アリウム_act.1


 ウム、入ってくれ。


 …オヤア、見ない顔だが吾輩に何か用事でもあるのかね。


 フム、病気かもしれない…。それも、医者が匙を投げるほどの難解な病…。


 ソノお薬の処方箋を出してほしい…。


 イヤ、待ち給えよ、キミ。


 吾輩はこの学園の隅っこ部屋に唯々(ただただ)ひっそりと場所をいただく老人だよ。このあいだなど、ボサボサ髪に日焼けした白衣、ひものないブーツなどを履いて脛に当たる部分をブカブカさせながら下の街を散歩するものだから、ルンペンかなにかと間違われて、軒先に露店をだすベィカリィショップの女店員に「よかったら、どうぞお食べになってください」などと、クロワッサンだのアンパンだの小さなパンの詰め合わせなどを恵まれるような、出所不明を体現したような風体の男だ。どうして医者に治せない病を私が治せると思うのかね。
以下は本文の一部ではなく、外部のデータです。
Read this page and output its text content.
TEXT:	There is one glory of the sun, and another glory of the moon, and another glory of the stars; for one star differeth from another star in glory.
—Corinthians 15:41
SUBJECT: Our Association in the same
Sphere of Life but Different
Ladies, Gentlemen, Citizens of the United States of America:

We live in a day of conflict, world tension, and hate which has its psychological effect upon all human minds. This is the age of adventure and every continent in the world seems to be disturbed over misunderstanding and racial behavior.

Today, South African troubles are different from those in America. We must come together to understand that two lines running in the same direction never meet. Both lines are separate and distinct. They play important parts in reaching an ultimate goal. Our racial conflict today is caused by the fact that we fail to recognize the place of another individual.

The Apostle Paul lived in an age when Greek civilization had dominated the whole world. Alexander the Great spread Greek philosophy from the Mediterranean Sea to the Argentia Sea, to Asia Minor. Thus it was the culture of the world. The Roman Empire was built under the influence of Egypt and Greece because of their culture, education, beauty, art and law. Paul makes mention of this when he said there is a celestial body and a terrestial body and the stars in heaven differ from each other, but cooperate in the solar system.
 たしかに、吾輩のように、人と人との会話に耳を欹て、興味の湧いた話題に関してはただひとりこの形の悪い頭蓋の中でグルグルと反芻し、日夜この世のためになるともならぬとも思われぬような考察をすることを生業にしている人間には相談の類が後を絶たん。


 難解な言葉を弄するがゆえに、物知りかなにかと勘違いするようなのだ。昨日も想い人への恋文の書き方を教えてほしいなどと、マセたことをいう小学生が訪ねてきた。その前は、株で一儲けしたいのだが、どの株をかったら良いかなどと無責任なことを言ってくる輩もいた。その前は、おいしいアボカドの見分け方…。吾輩はなんでも屋ではないぞよ。
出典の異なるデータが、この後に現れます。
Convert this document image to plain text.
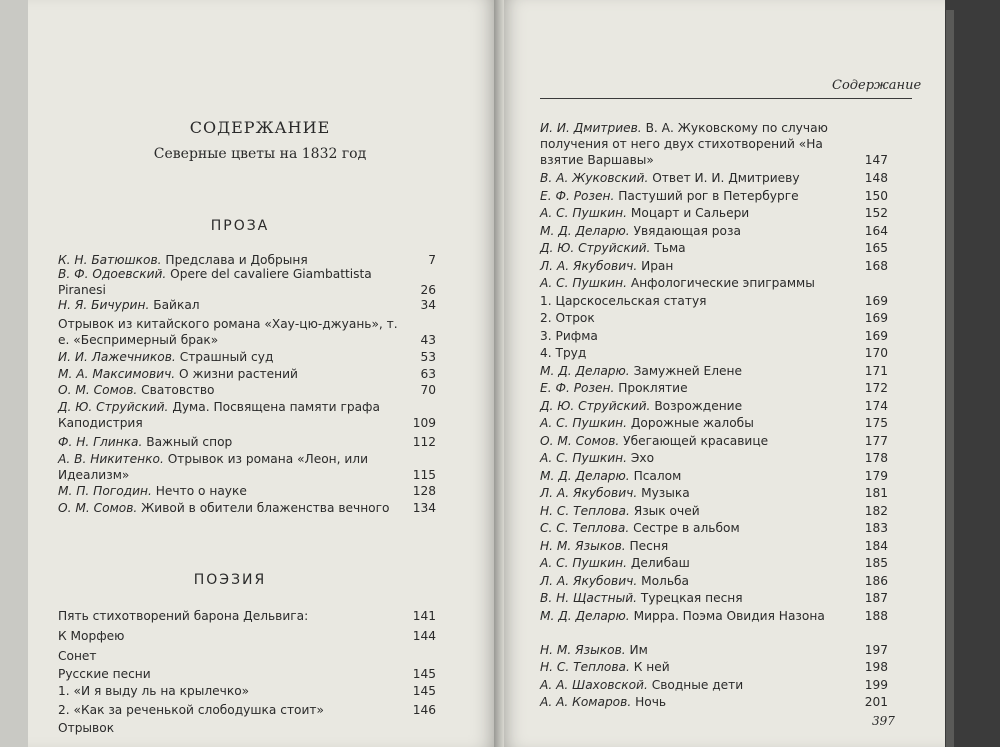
СОДЕРЖАНИЕ
Северные цветы на 1832 год
ПРОЗА
ПОЭЗИЯ
Содержание
397
К. Н. Батюшков. Предслава и Добрыня	7
В. Ф. Одоевский. Opere del cavaliere Giambattista Piranesi	26
Н. Я. Бичурин. Байкал	34
Отрывок из китайского романа «Хау-цю-джуань», т. е. «Беспримерный брак»	43
И. И. Лажечников. Страшный суд	53
М. А. Максимович. О жизни растений	63
О. М. Сомов. Сватовство	70
Д. Ю. Струйский. Дума. Посвящена памяти графа Каподистрия	109
Ф. Н. Глинка. Важный спор	112
А. В. Никитенко. Отрывок из романа «Леон, или Идеализм»	115
М. П. Погодин. Нечто о науке	128
О. М. Сомов. Живой в обители блаженства вечного	134
Пять стихотворений барона Дельвига:	141
К Морфею	144
Сонет
Русские песни	145
1. «И я выду ль на крылечко»	145
2. «Как за реченькой слободушка стоит»	146
Отрывок
И. И. Дмитриев. В. А. Жуковскому по случаю получения от него двух стихотворений «На взятие Варшавы»	147
В. А. Жуковский. Ответ И. И. Дмитриеву	148
Е. Ф. Розен. Пастуший рог в Петербурге	150
А. С. Пушкин. Моцарт и Сальери	152
М. Д. Деларю. Увядающая роза	164
Д. Ю. Струйский. Тьма	165
Л. А. Якубович. Иран	168
А. С. Пушкин. Анфологические эпиграммы
1. Царскосельская статуя	169
2. Отрок	169
3. Рифма	169
4. Труд	170
М. Д. Деларю. Замужней Елене	171
Е. Ф. Розен. Проклятие	172
Д. Ю. Струйский. Возрождение	174
А. С. Пушкин. Дорожные жалобы	175
О. М. Сомов. Убегающей красавице	177
А. С. Пушкин. Эхо	178
М. Д. Деларю. Псалом	179
Л. А. Якубович. Музыка	181
Н. С. Теплова. Язык очей	182
С. С. Теплова. Сестре в альбом	183
Н. М. Языков. Песня	184
А. С. Пушкин. Делибаш	185
Л. А. Якубович. Мольба	186
В. Н. Щастный. Турецкая песня	187
М. Д. Деларю. Мирра. Поэма Овидия Назона	188
Н. М. Языков. Им	197
Н. С. Теплова. К ней	198
А. А. Шаховской. Сводные дети	199
А. А. Комаров. Ночь	201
 ウン。山城にここを紹介された。フーン、と、いうとあいつには治せない病気だったか。癪の持病かなにかか?…ちがうか。生きるのがつらい…鬱の類か…?フム、これもちがう。


 どれ、がぜん興味がわいてきたぞ。山城が吾輩に何か意地悪ななぞかけをしているような、挑戦的な雰囲気も感じる。
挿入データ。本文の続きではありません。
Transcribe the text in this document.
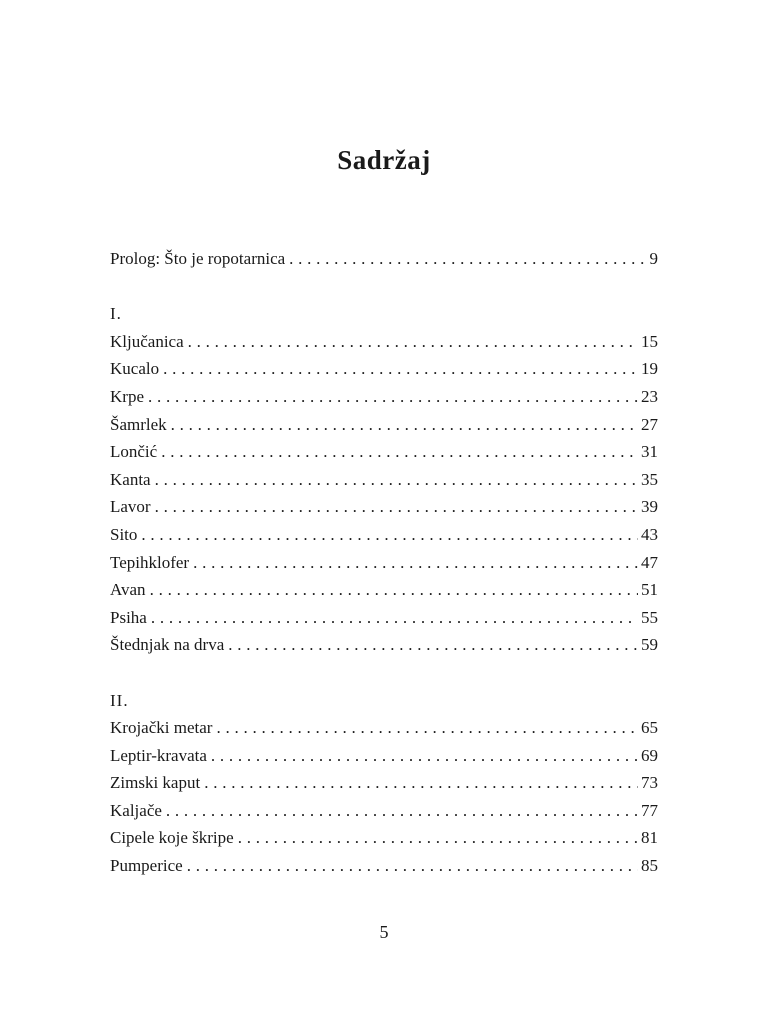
Sadržaj
Prolog: Što je ropotarnica . . .	9
I.
Ključanica . . .	15
Kucalo . . .	19
Krpe . . .	23
Šamrlek . . .	27
Lončić . . .	31
Kanta . . .	35
Lavor . . .	39
Sito . . .	43
Tepihklofer . . .	47
Avan . . .	51
Psiha . . .	55
Štednjak na drva . . .	59
II.
Krojački metar . . .	65
Leptir-kravata . . .	69
Zimski kaput . . .	73
Kaljače . . .	77
Cipele koje škripe . . .	81
Pumperice . . .	85
5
 アイヤ、病人を無下にあつかってすまなかった。いちばん状況が理解できないのはキミだろう。そして、だれを頼る当てもなく、藁にも縋る気持ちでこの日当たりだけは好い殺風景な部屋にきたことだろう。


 おおかた、山城のところで風邪か何かを診てもらったら、「これは、大変な病気だ」などと言われて脅かされたのだろう?ウム、それくらいわかる。あいつとの付き合いは、年月でいうならイヤに長いからな。


 それで、どんな症状なのかいってみなさい。


 ハハア、この吾輩が診察してしんぜよう。